European Union’s Carbon Tax and the Carbon Border Adjustment Mechanism Explained: Implications for Imports and Exporters

2023-10-05 10:56:05

Dalready four days of testing the European Union’s carbon tax through the Carbon Border Adjustment Mechanism (CBAM). Indeed, since Sunday October 1, 2023, the EU has started testing its carbon tax at the borders. That is to say that from this date until the end of December 2025, companies which import into the European Union “carbon-intensive goods” from the iron and steel, aluminum, cement, fertilizers and electricity, “virtually” pay a tax on the CO2 emitted during their manufacture abroad.

For the moment, there is no financial payment from European importing companies. Instead of payments which should be effective from January 2026, the latter are making declarations.

A declarative approach

More concretely, let’s take the case of an exporter of Chinese steel or Turkish cement to the EU. Both are now obliged to declare emissions linked to their production process. If they exceed the European standard, the company concerned will have to acquire an emission certificate at the price of CO2 in the European Union. If a carbon market exists in the country of production, but with a lower carbon price than in Europe, as is currently the case in China and in certain American states, the exporter will pay the difference.

The MACF “puts on an equal footing the fact of producing steel within the European Union” or outside, then importing it, explained the EU, which welcomes its “contagious” effect. , because it will “encourage its commercial partners”, including certain Moroccan companies, to strengthen their climate action.

In short, this tax might bring the European Union around “3 billion euros in 2030, and undoubtedly more following”, as it comes into force, the EU hopes. Indeed, in the long term, it should be extended to other products. In any case, its main objective is to maintain fair conditions of competition between European manufacturers of these products – already subject to the European carbon market – and others, in the face of the disappearance of free quotas in Europe.

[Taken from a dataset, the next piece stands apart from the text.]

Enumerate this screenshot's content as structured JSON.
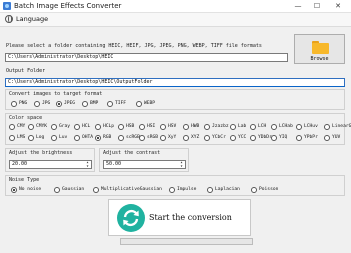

Morocco directly concerned

Note that the carbon tax at borders is not unanimous among European industrialists and entrepreneurs. For good reason, some of them have difficulty accepting the too sudden disappearance of the rights to pollute which were until then freely distributed to them, they also fear the risk of a distortion of competitiveness for downstream sectors, and denounce the lack of export protection. Some even evoke a disaster scenario by declaring: “If we do not apply it intelligently, we will be in danger. It will transform into a tool of massive deindustrialization.”

Morocco, 65% of whose exports go to the European market, is directly challenged. To avoid losing its market share, the authorities are actively preparing to ensure that Morocco is one of the countries that will benefit from the MACF when it comes into effect in 2026. It is for this purpose that a major operation to generalize carbon footprints was launched by the Ministry of Industry and Trade, in partnership with the Ministry of Energy Transition and Sustainable Development, the Mohammed VI Foundation for the Environment, the Moroccan Agency for energy efficiency (AMEE) and the General Confederation of Moroccan Enterprises (CGEM).

The operation consists in particular of supporting industrial companies in general, and those exporting to the EU in particular, to carry out their carbon footprint. That is to say, to quantify the gas emissions (GHG) generated by their activities of production of goods or services (consumables, energy consumption, transport, waste, etc.).